História Destroy Me - Capítulo 9


Escrita por: ~

Postado
Categorias Barbara Palvin, Justin Bieber
Personagens Barbara Palvin, Jeremy Bieber, Justin Bieber, Personagens Originais
Tags Criminal, Fbi, Francisco Lachowski, Justin Bieber, Lily Collins, Park Jimin, Policia
Visualizações 140
Palavras 3.512
Terminada Não
NÃO RECOMENDADO PARA MENORES DE 18 ANOS
Gêneros: Crossover, Ficção, Policial, Romance e Novela
Avisos: Álcool, Drogas, Insinuação de sexo, Linguagem Imprópria, Mutilação, Nudez, Sexo, Suicídio, Tortura, Violência
Aviso legal
Os personagens encontrados nesta história são apenas alusões a pessoas reais e nenhuma das situações e personalidades aqui encontradas refletem a realidade, tratando-se esta obra, de uma ficção. Os eventuais personagens originais desta história são de minha propriedade intelectual. História sem fins lucrativos, feita apenas de fã para fã sem o objetivo de denegrir ou violar as imagens dos artistas.

Notas do Autor


Eu sugiro vocês lerem o capítulo até o finalzinho, tipo, continuem baixando até chegar nas notas finais kskksks

Capítulo 9 - Change Me


Fanfic / Fanfiction Destroy Me - Capítulo 9 - Change Me

Na calada da noite, no escuro do meu quarto, eu posso ver seu corpo se movendo na escuridão. Seus malditos olhos brilham, refletindo a malícia mais assustadora que já vi.

Ele se aproxima lentamente da minha cama, como se tivesse medo que eu acorde — mas é tarde, acordei assim que ouvi a porta se abrindo — e o veja. Ele lambe seus lábios, um sorriso diabólico rasga as suas bochechas.

"Continue dormindo. Não reaja."

E é isso o que eu faço, eu continuo fingindo dormir.

Mantenho-me quieta, forçando os meus pulmões acalmarem a minha respiração, tentando fazer com que meu corpo pare de tremer com a tensão palpável nesse lugar.

As suas mãos levam o meu cobertor para longe do meu corpo, o frio rapidamente tratou de tomar conta de mim e tornar tudo mais estressante; eu o sinto tocar a minha pele com seus dedos ásperos que conseguem ser mais gelados que o ar noturno. Em meio aquela situação, seu sorriso brilha.

Uma parte de mim treme, gritando para que eu arranje um jeito de sair daqui o mais rápido possível.

"Não. Feche os olhos, ele não vai te machucar. Ele é uma boa pessoa."

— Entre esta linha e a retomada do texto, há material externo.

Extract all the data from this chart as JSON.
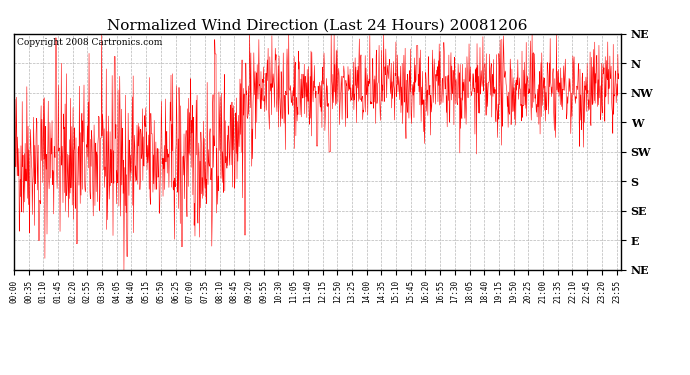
{
  "title": "Normalized Wind Direction (Last 24 Hours) 20081206",
  "copyright": "Copyright 2008 Cartronics.com",
  "ytick_labels": [
    "NE",
    "E",
    "SE",
    "S",
    "SW",
    "W",
    "NW",
    "N",
    "NE"
  ],
  "ytick_values": [
    0,
    1,
    2,
    3,
    4,
    5,
    6,
    7,
    8
  ],
  "ylim": [
    0,
    8
  ],
  "background_color": "#ffffff",
  "line_color": "#ff0000",
  "grid_color": "#b0b0b0",
  "title_fontsize": 11,
  "copyright_fontsize": 6.5,
  "xtick_fontsize": 5.5,
  "ytick_fontsize": 8,
  "figwidth": 6.9,
  "figheight": 3.75,
  "dpi": 100
}
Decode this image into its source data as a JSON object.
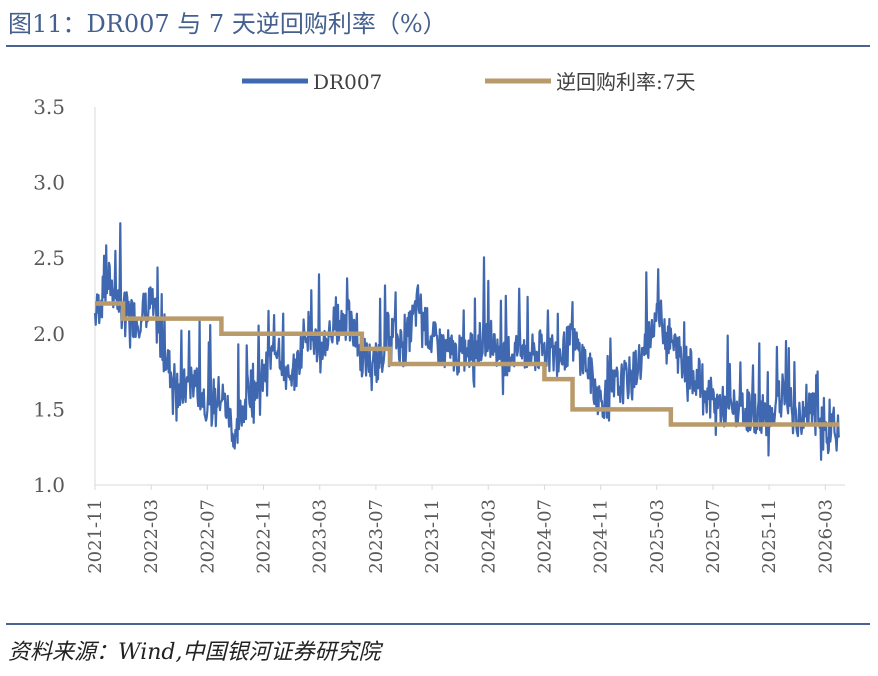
{
  "header": {
    "title": "图11：DR007 与 7 天逆回购利率（%）"
  },
  "footer": {
    "source": "资料来源：Wind,中国银河证券研究院"
  },
  "chart_data": {
    "type": "line",
    "ylim": [
      1.0,
      3.5
    ],
    "yticks": [
      "1.0",
      "1.5",
      "2.0",
      "2.5",
      "3.0",
      "3.5"
    ],
    "xticks": [
      "2021-11",
      "2022-03",
      "2022-07",
      "2022-11",
      "2023-03",
      "2023-07",
      "2023-11",
      "2024-03",
      "2024-07",
      "2024-11",
      "2025-03",
      "2025-07",
      "2025-11",
      "2026-03"
    ],
    "legend_position": "top",
    "grid": false,
    "series": [
      {
        "name": "DR007",
        "color": "#4068b0",
        "x": [
          "2021-11",
          "2021-12",
          "2022-01",
          "2022-02",
          "2022-03",
          "2022-04",
          "2022-05",
          "2022-06",
          "2022-07",
          "2022-08",
          "2022-09",
          "2022-10",
          "2022-11",
          "2022-12",
          "2023-01",
          "2023-02",
          "2023-03",
          "2023-04",
          "2023-05",
          "2023-06",
          "2023-07",
          "2023-08",
          "2023-09",
          "2023-10",
          "2023-11",
          "2023-12",
          "2024-01",
          "2024-02",
          "2024-03",
          "2024-04",
          "2024-05",
          "2024-06",
          "2024-07",
          "2024-08",
          "2024-09",
          "2024-10",
          "2024-11",
          "2024-12",
          "2025-01",
          "2025-02",
          "2025-03",
          "2025-04",
          "2025-05",
          "2025-06",
          "2025-07",
          "2025-08",
          "2025-09",
          "2025-10",
          "2025-11",
          "2025-12",
          "2026-01",
          "2026-02",
          "2026-03",
          "2026-04"
        ],
        "y": [
          2.12,
          2.35,
          2.15,
          2.1,
          2.2,
          1.85,
          1.6,
          1.7,
          1.55,
          1.6,
          1.35,
          1.65,
          1.7,
          1.95,
          1.6,
          2.05,
          1.9,
          2.05,
          2.1,
          1.85,
          1.8,
          2.05,
          1.9,
          2.2,
          1.95,
          1.9,
          1.85,
          1.9,
          2.0,
          1.85,
          1.9,
          1.85,
          1.9,
          1.85,
          1.95,
          1.8,
          1.55,
          1.65,
          1.7,
          1.85,
          2.15,
          1.95,
          1.8,
          1.7,
          1.55,
          1.5,
          1.5,
          1.48,
          1.45,
          1.6,
          1.42,
          1.5,
          1.35,
          1.33
        ]
      },
      {
        "name": "逆回购利率:7天",
        "color": "#b99a6a",
        "x": [
          "2021-11",
          "2022-01",
          "2022-08",
          "2023-06",
          "2023-08",
          "2024-07",
          "2024-09",
          "2025-04",
          "2026-04"
        ],
        "y": [
          2.2,
          2.1,
          2.0,
          1.9,
          1.8,
          1.7,
          1.5,
          1.4,
          1.4
        ]
      }
    ]
  }
}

Qualquer dúvida que eu tinha sobre as suas intenções some quando ele sobe em cima de mim, pulando na cama com selvageria. Eu arregalo os olhos e sua mão viaja até os meus lábios, sufocando o grito que dei; ainda está sorrindo, como eu odeio esse fodido sorriso.

— Calada, sua cadela inútil. — Diz. — Eu vou foder você com tanta força que jamais poderá sentir outro homem dentro de ti sem lembrar do meu pau te rasgando. Acabarei com a sua vida, assim como você acabou com a minha e com a de nossos filhos, Lucena.

Eu grito em sua outra mão novamente quando sua mão aperta a minha perna. Não posso fazer nada, eu sequer consigo parar de chorar; minhas forças são insignificantes, o homem tem o dobro do meu tamanho, é mais forte do que eu.

— Silêncio, não queremos acordar os nossos filhos, Lucena.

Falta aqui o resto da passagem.